Risks tilted towards higher interest rates
Central banks have no other option than to act forcefully against inflation, according to Unell, given their mandate of ensuring price stability. He explains that the disproportionate pandemic stimulus measures triggered inflation and the rise in interest rates. Deglobalisation and the war in Ukraine have added additional layers of complexity. There are currently no signs that inflation has started to fall, given the broad-based increase in prices of goods and services.

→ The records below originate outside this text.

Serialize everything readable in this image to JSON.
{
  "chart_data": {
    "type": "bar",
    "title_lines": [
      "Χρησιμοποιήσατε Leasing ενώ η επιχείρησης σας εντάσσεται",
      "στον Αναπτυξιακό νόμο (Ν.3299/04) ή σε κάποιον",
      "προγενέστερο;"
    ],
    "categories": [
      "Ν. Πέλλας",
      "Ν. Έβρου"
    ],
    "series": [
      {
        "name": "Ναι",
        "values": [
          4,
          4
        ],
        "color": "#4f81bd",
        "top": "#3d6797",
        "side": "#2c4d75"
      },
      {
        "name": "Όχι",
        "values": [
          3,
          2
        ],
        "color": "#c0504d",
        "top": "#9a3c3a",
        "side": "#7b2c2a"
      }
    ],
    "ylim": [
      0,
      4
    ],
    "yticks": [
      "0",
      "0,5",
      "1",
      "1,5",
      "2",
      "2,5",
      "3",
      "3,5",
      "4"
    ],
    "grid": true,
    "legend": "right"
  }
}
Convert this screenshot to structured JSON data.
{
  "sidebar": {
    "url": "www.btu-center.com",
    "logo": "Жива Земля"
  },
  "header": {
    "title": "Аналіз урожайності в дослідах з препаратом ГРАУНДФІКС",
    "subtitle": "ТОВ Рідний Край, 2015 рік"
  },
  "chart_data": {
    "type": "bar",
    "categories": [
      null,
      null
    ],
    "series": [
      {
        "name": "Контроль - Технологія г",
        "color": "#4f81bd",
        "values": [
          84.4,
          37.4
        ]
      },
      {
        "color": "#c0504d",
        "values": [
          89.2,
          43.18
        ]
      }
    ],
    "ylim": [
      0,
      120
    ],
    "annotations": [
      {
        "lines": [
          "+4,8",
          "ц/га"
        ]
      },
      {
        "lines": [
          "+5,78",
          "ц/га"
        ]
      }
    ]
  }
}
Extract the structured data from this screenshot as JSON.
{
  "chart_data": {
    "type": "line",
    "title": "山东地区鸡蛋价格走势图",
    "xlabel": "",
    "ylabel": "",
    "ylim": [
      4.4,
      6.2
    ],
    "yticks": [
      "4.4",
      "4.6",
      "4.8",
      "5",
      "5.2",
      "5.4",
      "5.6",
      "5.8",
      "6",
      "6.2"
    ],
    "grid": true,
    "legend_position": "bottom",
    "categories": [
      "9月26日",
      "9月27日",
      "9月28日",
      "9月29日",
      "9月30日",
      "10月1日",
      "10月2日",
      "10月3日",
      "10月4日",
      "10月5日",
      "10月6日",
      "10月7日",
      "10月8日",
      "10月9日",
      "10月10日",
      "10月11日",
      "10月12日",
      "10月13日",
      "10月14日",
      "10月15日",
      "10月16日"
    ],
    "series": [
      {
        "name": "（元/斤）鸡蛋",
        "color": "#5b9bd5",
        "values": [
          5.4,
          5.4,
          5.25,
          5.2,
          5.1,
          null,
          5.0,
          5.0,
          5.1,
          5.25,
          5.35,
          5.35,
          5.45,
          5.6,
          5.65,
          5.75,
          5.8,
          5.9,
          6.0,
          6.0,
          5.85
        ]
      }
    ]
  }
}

“I expect that Swedish inflation will not remain sticky at two-digit levels for too long but will eventually cool off in the near future,” he says. The real question is how quickly it will fall and where it will land, he adds. Unell argues that the inflation models central banks used in 2021-2022 were unreliable and gave a “false sense of security.”
Nordea’s forecast for the Swedish and global economies for 2023 is “quite gloomy,” Unell notes. Central banks are likely to adjust their monetary policy to adapt to the worse economic development in 2024, but that’s only if inflation falls to 2%. If price pressures persist, despite the weaker macroeconomic picture, interest rates will continue to stay elevated.
When it comes to interest rates, Unell sees the risks as asymmetrical – tilted towards higher rates rather than lower rates. He argues that the anatomy of markets has changed fundamentally and the low-rate paradigm is “dead and buried.” Even if the pace of inflation were to edge lower to 2%, that does not mean a return to the 0% interest rate environment.
“Private individuals and businesses should realise that the current inflation and interest rate story has more than one chapter, and the future is highly uncertain,” he says. “Arguments such as ‘floating rate loans are always best’ sound pretty hollow to me.”